Esther Escott, P.Eng.
Esther Escott is currently a Senior Transportation Engineer with the City of Calgary's Transportation Planning department. Esther grew up in Brandon, MB, and graduated with a civil engineering degree from the University of Manitoba in 2001. Esther began her engineering career in Regina, SK, as a Project Engineer with SaskEnergy. Esther then moved to Calgary, AB, working with the City of Calgary, Water Resources department in the area of stormwater management. Esther transferred to the City of Calgary's Transportation department where she has been involved in road design, transportation impact assessments, and parking studies for almost ten years.
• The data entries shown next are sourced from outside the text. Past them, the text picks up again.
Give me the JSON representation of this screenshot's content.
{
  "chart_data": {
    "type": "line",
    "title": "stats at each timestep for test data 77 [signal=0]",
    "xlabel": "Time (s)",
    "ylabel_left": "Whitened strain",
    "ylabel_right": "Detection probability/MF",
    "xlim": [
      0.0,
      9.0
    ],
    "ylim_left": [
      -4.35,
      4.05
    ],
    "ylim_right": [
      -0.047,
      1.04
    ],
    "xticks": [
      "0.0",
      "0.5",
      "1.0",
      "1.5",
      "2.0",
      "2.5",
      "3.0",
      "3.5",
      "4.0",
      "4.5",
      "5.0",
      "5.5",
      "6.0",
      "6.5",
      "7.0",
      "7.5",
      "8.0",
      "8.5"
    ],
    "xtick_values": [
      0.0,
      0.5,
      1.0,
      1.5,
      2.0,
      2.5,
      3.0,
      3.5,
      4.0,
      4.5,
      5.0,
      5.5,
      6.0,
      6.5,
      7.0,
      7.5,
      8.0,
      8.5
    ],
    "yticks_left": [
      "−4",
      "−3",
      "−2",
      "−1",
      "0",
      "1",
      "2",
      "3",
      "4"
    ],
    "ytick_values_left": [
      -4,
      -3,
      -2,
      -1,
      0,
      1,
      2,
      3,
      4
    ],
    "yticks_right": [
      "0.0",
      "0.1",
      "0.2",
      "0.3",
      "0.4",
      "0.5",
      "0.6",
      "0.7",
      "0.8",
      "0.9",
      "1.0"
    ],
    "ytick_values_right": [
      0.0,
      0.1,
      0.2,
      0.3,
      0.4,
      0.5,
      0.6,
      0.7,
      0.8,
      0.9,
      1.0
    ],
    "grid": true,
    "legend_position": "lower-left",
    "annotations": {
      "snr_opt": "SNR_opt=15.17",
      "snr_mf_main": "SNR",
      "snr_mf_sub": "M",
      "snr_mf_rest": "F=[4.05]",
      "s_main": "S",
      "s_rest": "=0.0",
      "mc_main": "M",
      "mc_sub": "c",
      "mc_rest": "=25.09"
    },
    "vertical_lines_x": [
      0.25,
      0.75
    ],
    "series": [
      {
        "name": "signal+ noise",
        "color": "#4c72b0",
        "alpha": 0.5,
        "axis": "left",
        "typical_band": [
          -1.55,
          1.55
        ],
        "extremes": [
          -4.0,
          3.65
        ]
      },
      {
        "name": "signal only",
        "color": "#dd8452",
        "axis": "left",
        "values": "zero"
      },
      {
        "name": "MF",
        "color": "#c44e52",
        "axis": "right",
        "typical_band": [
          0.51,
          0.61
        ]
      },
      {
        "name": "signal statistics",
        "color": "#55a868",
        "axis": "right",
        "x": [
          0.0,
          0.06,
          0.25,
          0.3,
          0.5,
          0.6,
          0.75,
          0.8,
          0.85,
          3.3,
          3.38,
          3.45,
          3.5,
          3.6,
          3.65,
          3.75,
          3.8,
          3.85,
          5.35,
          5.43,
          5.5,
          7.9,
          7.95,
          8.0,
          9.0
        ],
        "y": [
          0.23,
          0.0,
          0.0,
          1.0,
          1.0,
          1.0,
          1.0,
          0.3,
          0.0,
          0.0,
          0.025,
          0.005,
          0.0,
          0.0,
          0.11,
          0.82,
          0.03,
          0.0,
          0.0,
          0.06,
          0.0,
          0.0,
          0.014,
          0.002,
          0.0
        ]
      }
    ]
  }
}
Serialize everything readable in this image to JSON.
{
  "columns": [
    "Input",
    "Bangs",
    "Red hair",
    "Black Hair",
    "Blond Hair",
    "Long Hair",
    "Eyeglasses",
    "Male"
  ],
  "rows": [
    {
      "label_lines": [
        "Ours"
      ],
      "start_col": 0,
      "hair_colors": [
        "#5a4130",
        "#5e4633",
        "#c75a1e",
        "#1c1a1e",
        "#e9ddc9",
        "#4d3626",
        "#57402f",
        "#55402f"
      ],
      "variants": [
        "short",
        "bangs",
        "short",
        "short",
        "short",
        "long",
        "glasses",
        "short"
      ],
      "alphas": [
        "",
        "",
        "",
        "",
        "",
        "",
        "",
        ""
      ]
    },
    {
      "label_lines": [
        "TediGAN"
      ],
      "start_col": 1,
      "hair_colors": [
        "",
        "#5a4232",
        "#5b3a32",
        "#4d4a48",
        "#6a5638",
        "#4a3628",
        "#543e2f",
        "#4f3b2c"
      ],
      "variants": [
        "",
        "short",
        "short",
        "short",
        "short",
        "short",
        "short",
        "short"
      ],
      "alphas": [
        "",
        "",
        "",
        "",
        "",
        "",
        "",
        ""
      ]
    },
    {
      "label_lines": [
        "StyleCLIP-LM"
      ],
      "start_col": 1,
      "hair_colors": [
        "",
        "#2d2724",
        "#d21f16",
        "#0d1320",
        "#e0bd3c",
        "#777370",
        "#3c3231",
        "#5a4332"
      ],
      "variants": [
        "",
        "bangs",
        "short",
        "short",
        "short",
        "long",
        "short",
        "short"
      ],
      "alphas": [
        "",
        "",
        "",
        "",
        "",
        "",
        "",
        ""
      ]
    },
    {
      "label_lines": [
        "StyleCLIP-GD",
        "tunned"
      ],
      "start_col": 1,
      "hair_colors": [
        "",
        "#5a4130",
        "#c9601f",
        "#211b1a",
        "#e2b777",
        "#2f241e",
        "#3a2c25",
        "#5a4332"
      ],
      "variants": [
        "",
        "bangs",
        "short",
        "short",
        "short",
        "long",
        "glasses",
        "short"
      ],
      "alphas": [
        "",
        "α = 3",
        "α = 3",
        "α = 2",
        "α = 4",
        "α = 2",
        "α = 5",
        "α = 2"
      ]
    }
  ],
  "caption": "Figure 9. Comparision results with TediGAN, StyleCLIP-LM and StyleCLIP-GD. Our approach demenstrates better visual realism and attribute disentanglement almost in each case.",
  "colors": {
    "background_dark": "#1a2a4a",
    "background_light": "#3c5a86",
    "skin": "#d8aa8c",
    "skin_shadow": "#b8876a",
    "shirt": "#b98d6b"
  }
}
Esther is currently the President of the City of Calgary Society of Professional Engineers. In her spare time, Esther likes going to the gym and taking her two kids to gymnastics and trampoline. Esther is Anishinaabe and a member of the Lac Seul First Nation.
Katrine Levesque, EIT
Katrine Levesque is a graduate of the University of Manitoba Civil Engineering Program as well as the Engineering Access Program (ENGAP). She is a Métis woman who resides near Winnipeg, MB. Katrine grew up with a love of math and sciences, which eventually led her to a career in engineer. She also holds a Bachelor's Degree in Recreation Management and Community Development from the University of Manitoba. Currently, Katrine works as an EIT in the structural group at Dillon Consulting on bridge and culvert projects in Manitoba and north-west Ontario. As well, she is a Councillor for Engineers Geoscientists Manitoba Council.
Monika Rumbolt is an Inuk tradeswoman from the NunatuKavut council located on the southern shore of Labrador. She has been directly involved within the mining industry for eight years and continues to do work on community/company relations, while trying to advance educational and employment opportunities to indigenous youth in the region. She now works as a Youth Engagement Officer for the Unlooweg Community Foundation and is currently creating partnerships between Indigenous organizations and companies.